Su aroma persistía alrededor. Lo seguí, mis pies llevándome por el pasillo hasta que lo encontré.

Frederick estaba en el balcón, la bata colgando suelta sobre su alta figura. El viento nocturno soplaba, agitando su cabello, llevando el pesado silencio entre nosotros. Sus manos agarraban la barandilla tan fuerte que podía ver la tensión en sus nudillos.

Vacilé en la puerta, mi loba instándome a dar la vuelta. Pero algo en mí—algo que no podía nombrar—me empujó hacia adelante.

—¿Estás… bien? —pregunté suavemente, las palabras sonaban extrañas en mi lengua. No sabía por qué preguntaba. ¿Por qué sentía lástima por él entre todas las personas?

Durante un largo momento, no respondió. Sus hombros subían y bajaban lentamente, el peso de los siglos presionando contra él. Luego su voz surgió baja, áspera, casi quebrada.
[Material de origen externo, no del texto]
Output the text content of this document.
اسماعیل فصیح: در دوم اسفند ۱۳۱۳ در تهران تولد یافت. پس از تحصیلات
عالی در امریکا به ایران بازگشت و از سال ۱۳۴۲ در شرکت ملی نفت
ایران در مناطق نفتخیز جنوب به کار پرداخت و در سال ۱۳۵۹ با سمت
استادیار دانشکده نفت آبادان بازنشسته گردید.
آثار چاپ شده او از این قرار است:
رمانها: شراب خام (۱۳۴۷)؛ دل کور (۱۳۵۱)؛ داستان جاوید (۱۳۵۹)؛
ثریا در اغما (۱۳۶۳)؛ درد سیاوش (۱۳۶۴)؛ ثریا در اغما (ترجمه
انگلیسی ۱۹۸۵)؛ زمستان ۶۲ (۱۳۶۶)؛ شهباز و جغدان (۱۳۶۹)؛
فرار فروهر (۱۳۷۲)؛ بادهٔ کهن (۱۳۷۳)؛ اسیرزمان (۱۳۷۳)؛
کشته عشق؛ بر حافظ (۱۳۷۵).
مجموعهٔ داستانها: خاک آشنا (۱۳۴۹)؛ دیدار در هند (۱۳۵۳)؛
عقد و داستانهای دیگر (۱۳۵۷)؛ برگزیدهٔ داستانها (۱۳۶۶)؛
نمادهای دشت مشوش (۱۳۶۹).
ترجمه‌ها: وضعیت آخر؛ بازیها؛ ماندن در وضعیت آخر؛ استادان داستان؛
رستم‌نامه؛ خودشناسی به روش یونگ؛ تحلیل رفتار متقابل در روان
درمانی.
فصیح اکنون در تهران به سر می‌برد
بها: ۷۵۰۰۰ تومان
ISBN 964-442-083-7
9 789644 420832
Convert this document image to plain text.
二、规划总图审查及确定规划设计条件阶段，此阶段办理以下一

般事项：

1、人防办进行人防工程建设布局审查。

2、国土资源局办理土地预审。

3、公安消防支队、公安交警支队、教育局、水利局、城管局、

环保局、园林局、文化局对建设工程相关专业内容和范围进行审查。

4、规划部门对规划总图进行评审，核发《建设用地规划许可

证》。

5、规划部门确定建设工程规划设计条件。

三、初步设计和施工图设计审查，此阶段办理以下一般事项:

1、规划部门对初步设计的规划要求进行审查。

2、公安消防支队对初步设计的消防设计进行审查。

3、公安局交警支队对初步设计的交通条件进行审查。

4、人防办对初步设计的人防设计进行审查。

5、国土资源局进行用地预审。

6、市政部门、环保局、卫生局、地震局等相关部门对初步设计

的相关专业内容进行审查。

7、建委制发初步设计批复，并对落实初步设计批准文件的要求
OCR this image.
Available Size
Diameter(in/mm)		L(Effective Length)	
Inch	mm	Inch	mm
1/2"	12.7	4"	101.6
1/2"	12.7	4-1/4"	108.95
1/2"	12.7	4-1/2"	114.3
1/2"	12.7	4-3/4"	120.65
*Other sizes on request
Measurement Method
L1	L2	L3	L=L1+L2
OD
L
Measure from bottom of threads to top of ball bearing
—Durante años —dijo, con los ojos fijos en las estrellas—, desde el día que murió… nunca la vi. Ni una sola vez. No importaba cuánto bebiera, no importaba cuánto sangrara, no importaba cuánto suplicara a los dioses, Hailee nunca vino a mí.

Se volvió ligeramente. Su mandíbula estaba tensa, sus ojos ensombrecidos por el dolor.

—Pero esta noche… —Su garganta se movió, su voz llena de dolor—. Esta noche vino. Y estaba enojada, Olivia. Muy enojada. Me miró como si yo fuera el monstruo que siempre temió que era. No habló con amor. No sonrió. Ella… me odiaba.

Su voz se quebró con la última palabra, tan débil que casi la perdí.

Y por primera vez, mirando a este hombre cruel e implacable, vi algo completamente distinto.

No un monstruo.

Sino un hombre atormentado. Un hombre con el corazón roto.